First the report's hot statistics: this year's drought and that of 1976, estimated to be one in 357-year freaks, could happen every 14 years. That may be enough to encourage Brits back to homegrown coasts and countryside.
Too much sun poses health risks. That message was brought home in June by the sunbathers on a Hastings beach who fell asleep in temperatures over 26C and died from severe sunburn and dehydration. "As global temperatures rise," Professor Clayton says, "temperatures in the Mediterranean will be so high in summer that many people will find them unpleasant, especially if they take the health risk seriously."
But even in British resorts it won't be all sandcastles and sun. Sea levels are rising as ice sheets melt - maybe only by eight inches or so but accompanied by storms, giving our proms a greater battering. To make matters worse, beach levels are falling rapidly.Without topping up with vast and expensive amounts of sand - Bournemouth has done this twice - sunbathers could find themselves covered in factor 12 with nowhere to lie.
Elsewhere, too, our interference withnature isn't likely to be good news for the tourist trade. Winter snow in the Eastern Highlands will get increasingly unreliable. The report, however, predicts that Scotland's ski resorts will suffer, not from a paucity of snow, but from too much, bringing a greater risk of avalanches.
Back in lowland Britain, country walks in the guaranteed warmth of an English summer might reduce our guilt for polluting the atmosphere. Alas, no. Many ecologists think that the colour will be drained from our woodland walks as the toughies of the plant world - cocksfoot grass and dog's mercury for instance - outcompete snowdrops, celandines and bluebells.
If colour disappears from the ground, it might actually increase in the air, however, as gorgeous butterflies such as Camberwell beauties become more regular visitors and golden orioles and other birds rarely seen in Britain set up home here.

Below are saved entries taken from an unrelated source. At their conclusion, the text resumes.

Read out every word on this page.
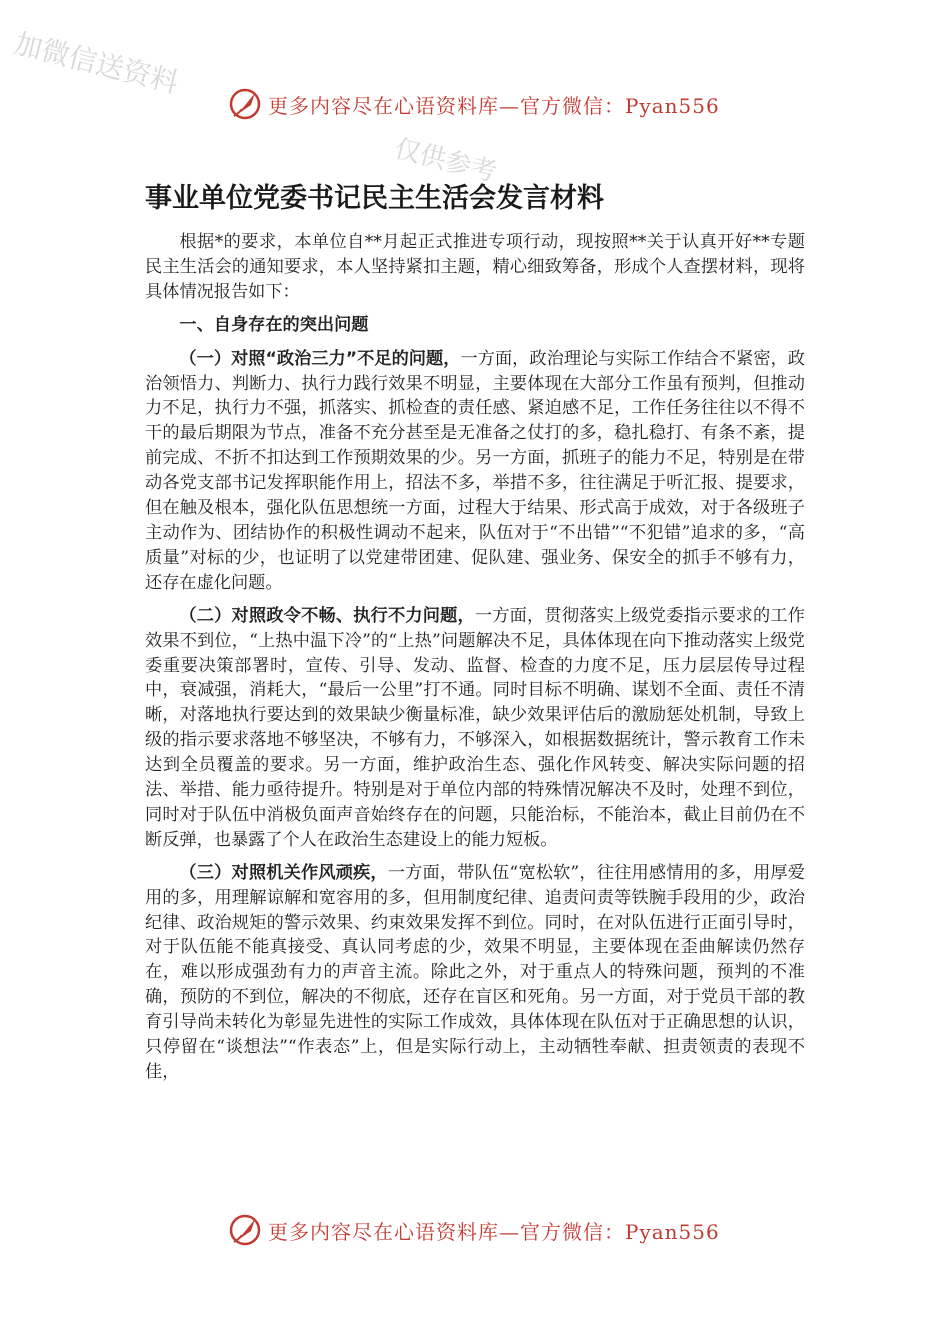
加微信送资料
仅供参考
更多内容尽在心语资料库—官方微信：Pyan556
事业单位党委书记民主生活会发言材料

根据*的要求，本单位自**月起正式推进专项行动，现按照**关于认真开好**专题民主生活会的通知要求，本人坚持紧扣主题，精心细致筹备，形成个人查摆材料，现将具体情况报告如下：

一、自身存在的突出问题

（一）对照“政治三力”不足的问题，一方面，政治理论与实际工作结合不紧密，政治领悟力、判断力、执行力践行效果不明显，主要体现在大部分工作虽有预判，但推动力不足，执行力不强，抓落实、抓检查的责任感、紧迫感不足，工作任务往往以不得不干的最后期限为节点，准备不充分甚至是无准备之仗打的多，稳扎稳打、有条不紊，提前完成、不折不扣达到工作预期效果的少。另一方面，抓班子的能力不足，特别是在带动各党支部书记发挥职能作用上，招法不多，举措不多，往往满足于听汇报、提要求，但在触及根本，强化队伍思想统一方面，过程大于结果、形式高于成效，对于各级班子主动作为、团结协作的积极性调动不起来，队伍对于“不出错”“不犯错”追求的多，“高质量”对标的少，也证明了以党建带团建、促队建、强业务、保安全的抓手不够有力，还存在虚化问题。

（二）对照政令不畅、执行不力问题，一方面，贯彻落实上级党委指示要求的工作效果不到位，“上热中温下冷”的“上热”问题解决不足，具体体现在向下推动落实上级党委重要决策部署时，宣传、引导、发动、监督、检查的力度不足，压力层层传导过程中，衰减强，消耗大，“最后一公里”打不通。同时目标不明确、谋划不全面、责任不清晰，对落地执行要达到的效果缺少衡量标准，缺少效果评估后的激励惩处机制，导致上级的指示要求落地不够坚决，不够有力，不够深入，如根据数据统计，警示教育工作未达到全员覆盖的要求。另一方面，维护政治生态、强化作风转变、解决实际问题的招法、举措、能力亟待提升。特别是对于单位内部的特殊情况解决不及时，处理不到位，同时对于队伍中消极负面声音始终存在的问题，只能治标，不能治本，截止目前仍在不断反弹，也暴露了个人在政治生态建设上的能力短板。

（三）对照机关作风顽疾，一方面，带队伍“宽松软”，往往用感情用的多，用厚爱用的多，用理解谅解和宽容用的多，但用制度纪律、追责问责等铁腕手段用的少，政治纪律、政治规矩的警示效果、约束效果发挥不到位。同时，在对队伍进行正面引导时，对于队伍能不能真接受、真认同考虑的少，效果不明显，主要体现在歪曲解读仍然存在，难以形成强劲有力的声音主流。除此之外，对于重点人的特殊问题，预判的不准确，预防的不到位，解决的不彻底，还存在盲区和死角。另一方面，对于党员干部的教育引导尚未转化为彰显先进性的实际工作成效，具体体现在队伍对于正确思想的认识，只停留在“谈想法”“作表态”上，但是实际行动上，主动牺牲奉献、担责领责的表现不佳，

更多内容尽在心语资料库—官方微信：Pyan556
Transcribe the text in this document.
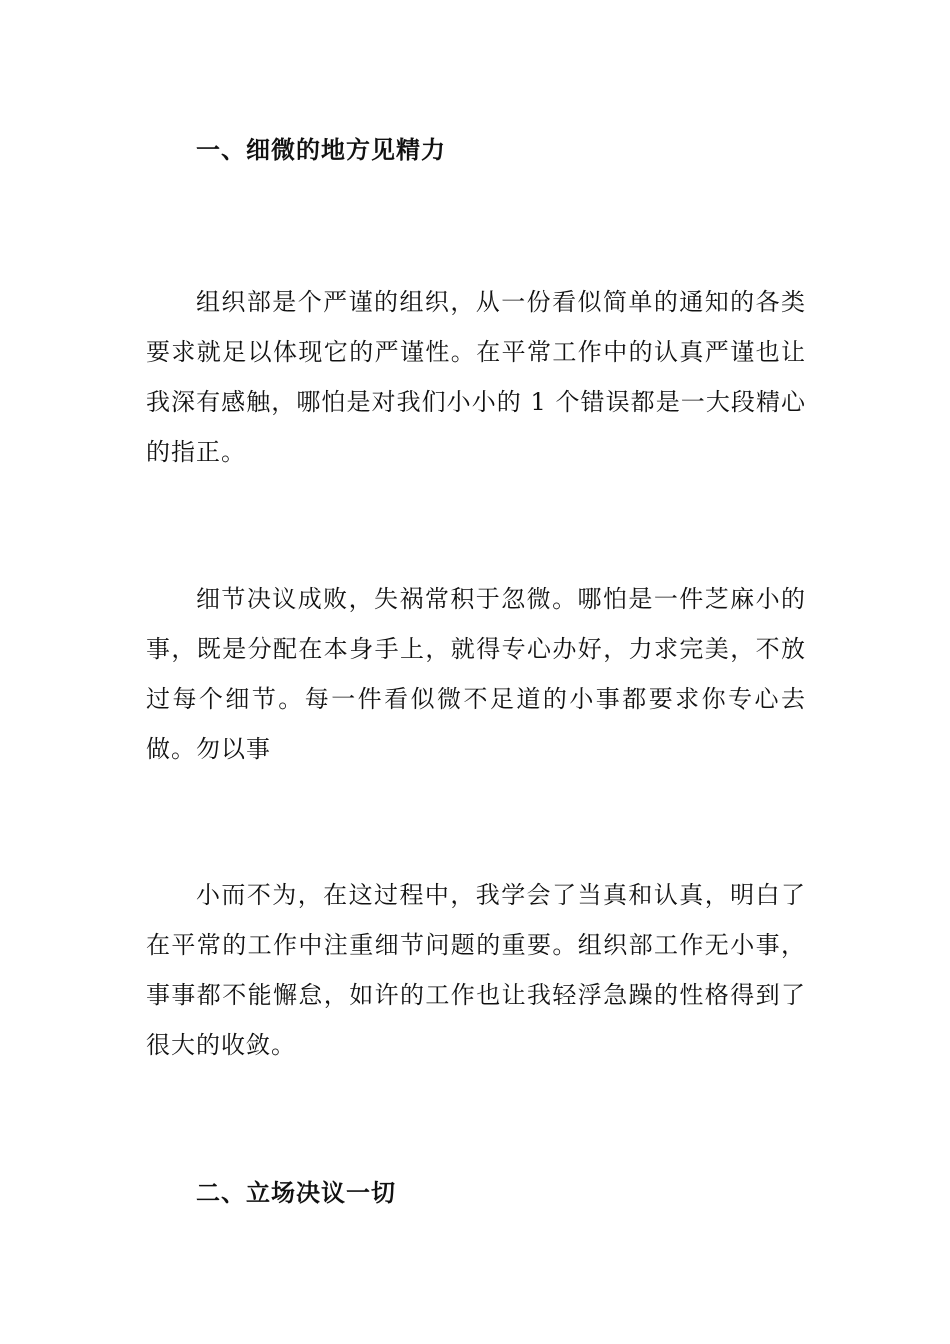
一、细微的地方见精力

组织部是个严谨的组织，从一份看似简单的通知的各类要求就足以体现它的严谨性。在平常工作中的认真严谨也让我深有感触，哪怕是对我们小小的 1 个错误都是一大段精心的指正。

细节决议成败，失祸常积于忽微。哪怕是一件芝麻小的事，既是分配在本身手上，就得专心办好，力求完美，不放过每个细节。每一件看似微不足道的小事都要求你专心去做。勿以事

小而不为，在这过程中，我学会了当真和认真，明白了在平常的工作中注重细节问题的重要。组织部工作无小事，事事都不能懈怠，如许的工作也让我轻浮急躁的性格得到了很大的收敛。

二、立场决议一切
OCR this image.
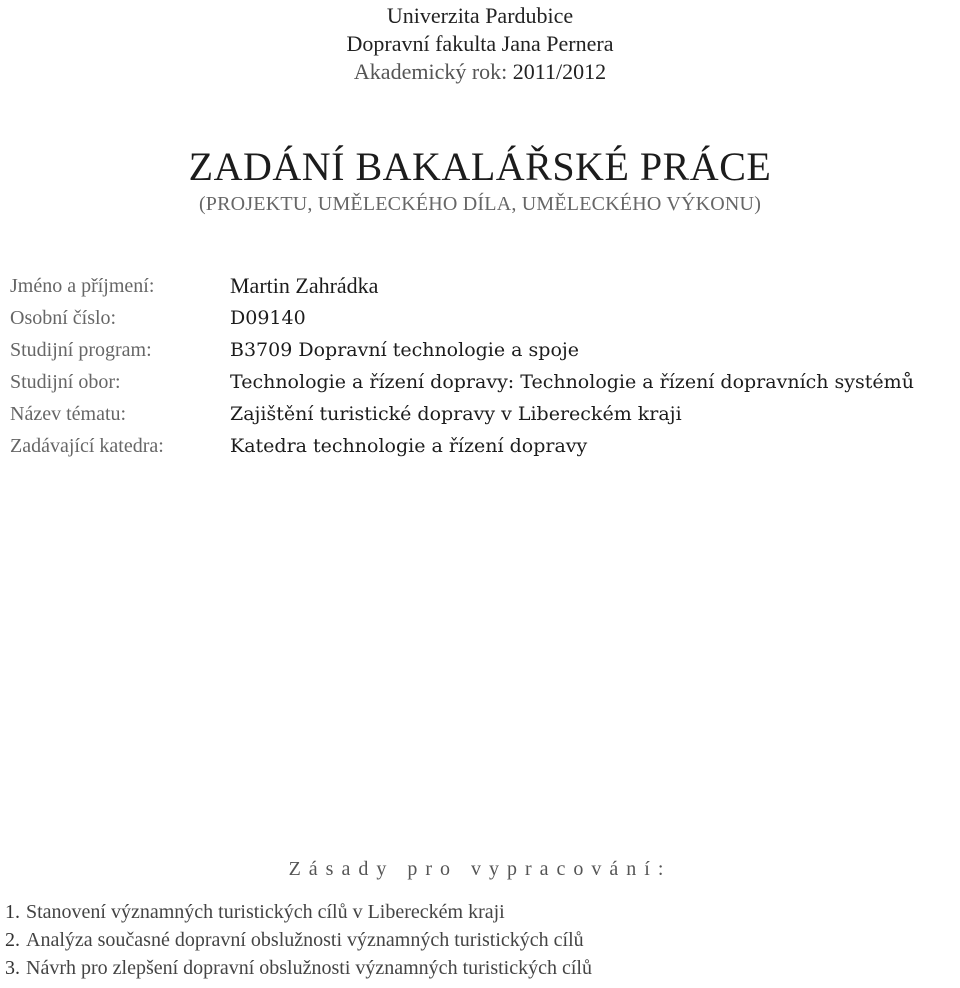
Univerzita Pardubice
Dopravní fakulta Jana Pernera
Akademický rok: 2011/2012
ZADÁNÍ BAKALÁŘSKÉ PRÁCE
(PROJEKTU, UMĚLECKÉHO DÍLA, UMĚLECKÉHO VÝKONU)
Jméno a příjmení:	Martin Zahrádka
Osobní číslo:	D09140
Studijní program:	B3709 Dopravní technologie a spoje
Studijní obor:	Technologie a řízení dopravy: Technologie a řízení dopravních systémů
Název tématu:	Zajištění turistické dopravy v Libereckém kraji
Zadávající katedra:	Katedra technologie a řízení dopravy
Zásady pro vypracování:
1. Stanovení významných turistických cílů v Libereckém kraji
2. Analýza současné dopravní obslužnosti významných turistických cílů
3. Návrh pro zlepšení dopravní obslužnosti významných turistických cílů
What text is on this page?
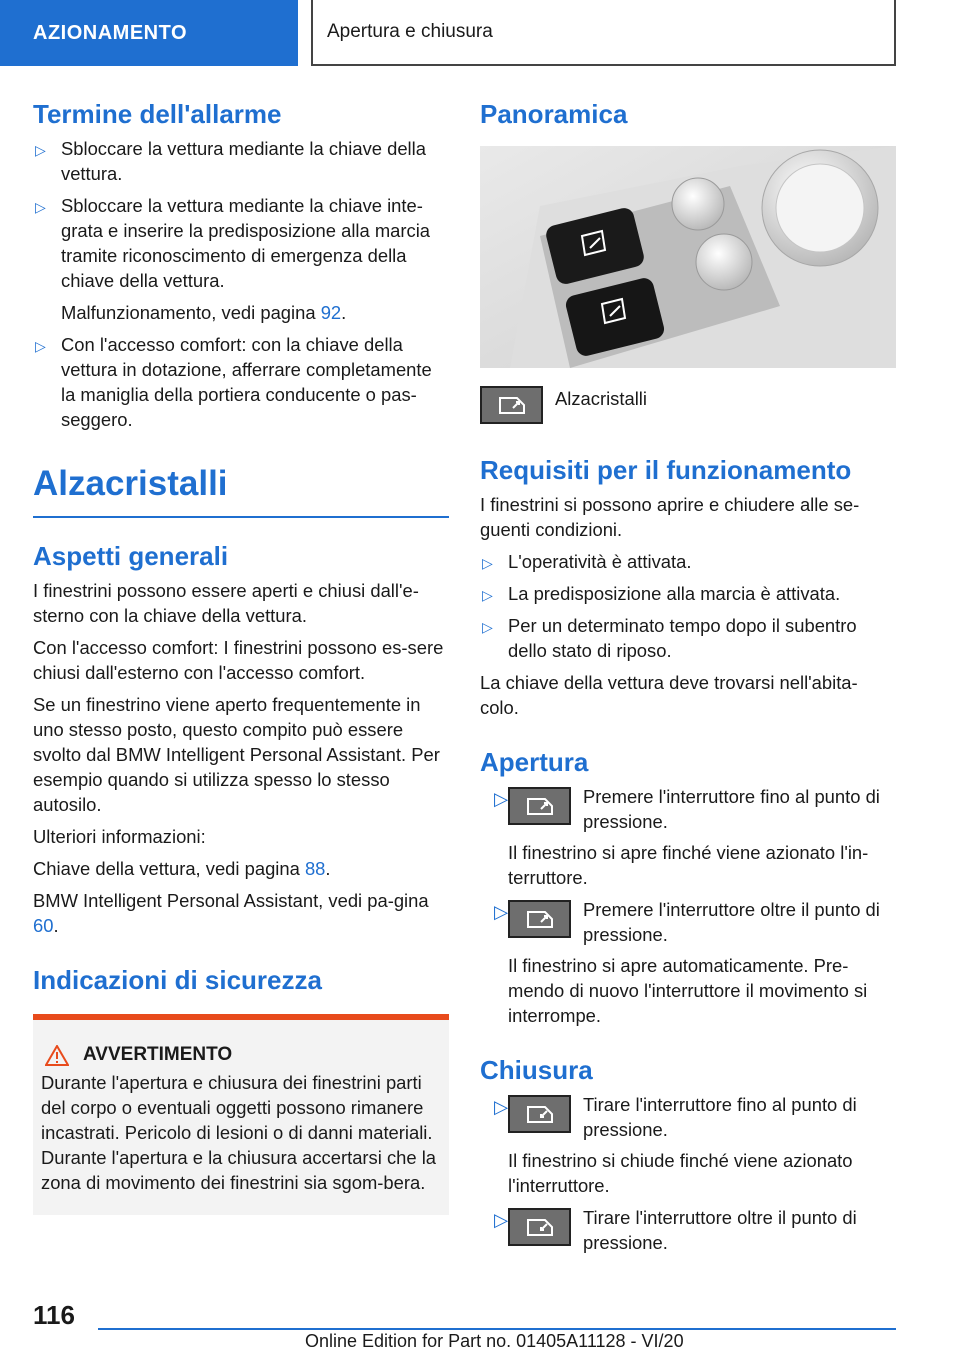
AZIONAMENTO	Apertura e chiusura
Termine dell'allarme
▷ Sbloccare la vettura mediante la chiave della vettura.
▷ Sbloccare la vettura mediante la chiave inte-grata e inserire la predisposizione alla marcia tramite riconoscimento di emergenza della chiave della vettura.
Malfunzionamento, vedi pagina 92.
▷ Con l'accesso comfort: con la chiave della vettura in dotazione, afferrare completamente la maniglia della portiera conducente o pas-seggero.
Alzacristalli
Aspetti generali

I finestrini possono essere aperti e chiusi dall'e-sterno con la chiave della vettura.

Con l'accesso comfort: I finestrini possono es-sere chiusi dall'esterno con l'accesso comfort.

Se un finestrino viene aperto frequentemente in uno stesso posto, questo compito può essere svolto dal BMW Intelligent Personal Assistant. Per esempio quando si utilizza spesso lo stesso autosilo.

Ulteriori informazioni:

Chiave della vettura, vedi pagina 88.

BMW Intelligent Personal Assistant, vedi pa-gina 60.

Indicazioni di sicurezza
AVVERTIMENTO

Durante l'apertura e chiusura dei finestrini parti del corpo o eventuali oggetti possono rimanere incastrati. Pericolo di lesioni o di danni materiali. Durante l'apertura e la chiusura accertarsi che la zona di movimento dei finestrini sia sgom-bera.

Panoramica
Alzacristalli
Requisiti per il funzionamento

I finestrini si possono aprire e chiudere alle se-guenti condizioni.

▷ L'operatività è attivata.
▷ La predisposizione alla marcia è attivata.
▷ Per un determinato tempo dopo il subentro dello stato di riposo.

La chiave della vettura deve trovarsi nell'abita-colo.

Apertura
▷	Premere l'interruttore fino al punto di pressione.
Il finestrino si apre finché viene azionato l'in-terruttore.
▷	Premere l'interruttore oltre il punto di pressione.
Il finestrino si apre automaticamente. Pre-mendo di nuovo l'interruttore il movimento si interrompe.
Chiusura
▷	Tirare l'interruttore fino al punto di pressione.
Il finestrino si chiude finché viene azionato l'interruttore.
▷	Tirare l'interruttore oltre il punto di pressione.
116
Online Edition for Part no. 01405A11128 - VI/20
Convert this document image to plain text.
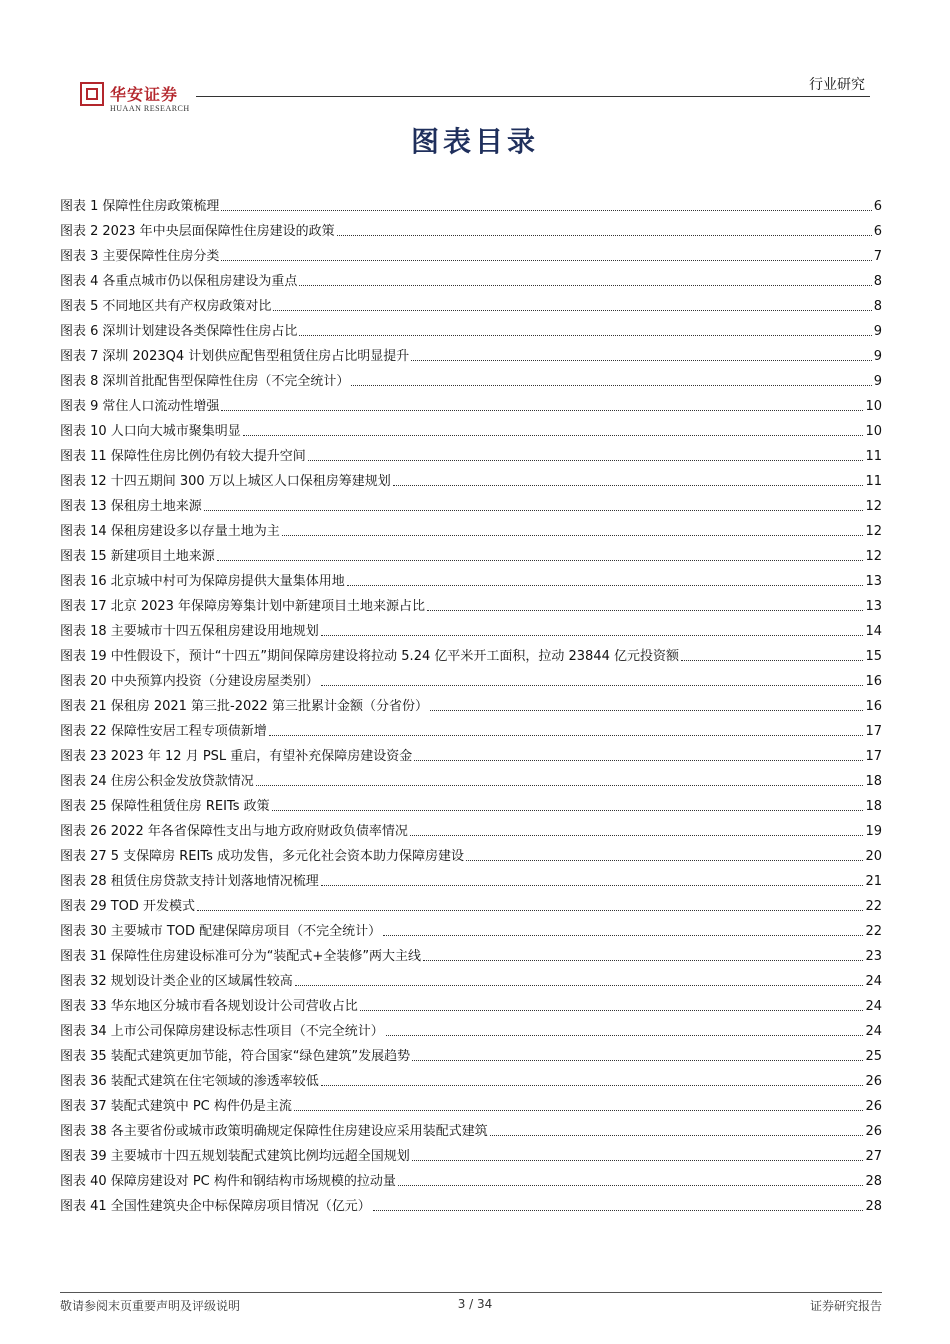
华安证券
HUAAN RESEARCH
行业研究
图表目录
图表 1 保障性住房政策梳理	6
图表 2 2023 年中央层面保障性住房建设的政策	6
图表 3 主要保障性住房分类	7
图表 4 各重点城市仍以保租房建设为重点	8
图表 5 不同地区共有产权房政策对比	8
图表 6 深圳计划建设各类保障性住房占比	9
图表 7 深圳 2023Q4 计划供应配售型租赁住房占比明显提升	9
图表 8 深圳首批配售型保障性住房（不完全统计）	9
图表 9 常住人口流动性增强	10
图表 10 人口向大城市聚集明显	10
图表 11 保障性住房比例仍有较大提升空间	11
图表 12 十四五期间 300 万以上城区人口保租房筹建规划	11
图表 13 保租房土地来源	12
图表 14 保租房建设多以存量土地为主	12
图表 15 新建项目土地来源	12
图表 16 北京城中村可为保障房提供大量集体用地	13
图表 17 北京 2023 年保障房筹集计划中新建项目土地来源占比	13
图表 18 主要城市十四五保租房建设用地规划	14
图表 19 中性假设下，预计“十四五”期间保障房建设将拉动 5.24 亿平米开工面积，拉动 23844 亿元投资额	15
图表 20 中央预算内投资（分建设房屋类别）	16
图表 21 保租房 2021 第三批-2022 第三批累计金额（分省份）	16
图表 22 保障性安居工程专项债新增	17
图表 23 2023 年 12 月 PSL 重启，有望补充保障房建设资金	17
图表 24 住房公积金发放贷款情况	18
图表 25 保障性租赁住房 REITs 政策	18
图表 26 2022 年各省保障性支出与地方政府财政负债率情况	19
图表 27 5 支保障房 REITs 成功发售，多元化社会资本助力保障房建设	20
图表 28 租赁住房贷款支持计划落地情况梳理	21
图表 29 TOD 开发模式	22
图表 30 主要城市 TOD 配建保障房项目（不完全统计）	22
图表 31 保障性住房建设标准可分为“装配式+全装修”两大主线	23
图表 32 规划设计类企业的区域属性较高	24
图表 33 华东地区分城市看各规划设计公司营收占比	24
图表 34 上市公司保障房建设标志性项目（不完全统计）	24
图表 35 装配式建筑更加节能，符合国家“绿色建筑”发展趋势	25
图表 36 装配式建筑在住宅领域的渗透率较低	26
图表 37 装配式建筑中 PC 构件仍是主流	26
图表 38 各主要省份或城市政策明确规定保障性住房建设应采用装配式建筑	26
图表 39 主要城市十四五规划装配式建筑比例均远超全国规划	27
图表 40 保障房建设对 PC 构件和钢结构市场规模的拉动量	28
图表 41 全国性建筑央企中标保障房项目情况（亿元）	28
敬请参阅末页重要声明及评级说明	3 / 34	证券研究报告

But don't get too excited. You might not get to see them. Remember 1976 with its water shortages and fires? Avid walkers found themselves denied access to huge tracts of hill moor and forest. Hill walking might become less popular, too, because of increasing summertime ozone, the result of sunlight reacting with vehicle exhaust gases.
In already wet Wales, locals and visitors alike would welcome a bit of ozone and sun, or so you might think. Not Dai Davies, who for 28 years has run the Glanrannell Park Hotel at Crugybar in Dyfed. "We get 55 inches here but we could do with more in summer," he says. Yes, more. "Our fishing rivers are low all summer. If we had more rain we could attract more guests for the fishing."
So, it seems there is scope for new marketing ploys in the warmer future. Follow Dai Davies' lead, perhaps, and market Welsh holidays in the rain, or all-night beach discos at Bognor. Even the chief of tourism in Skegness, Bob Suich, will have to stop selling tins of bracing Skegness air. Perhaps he could try Jolly Fisherman flipflops instead.
'Climate change, acidification and ozone: potential impact on the English countryside', available by post for pounds 25 plus pounds 2.50 p&p from The Countryside Commission, PO Box 124,Walgrave, Northamptonshire NN6 9TL.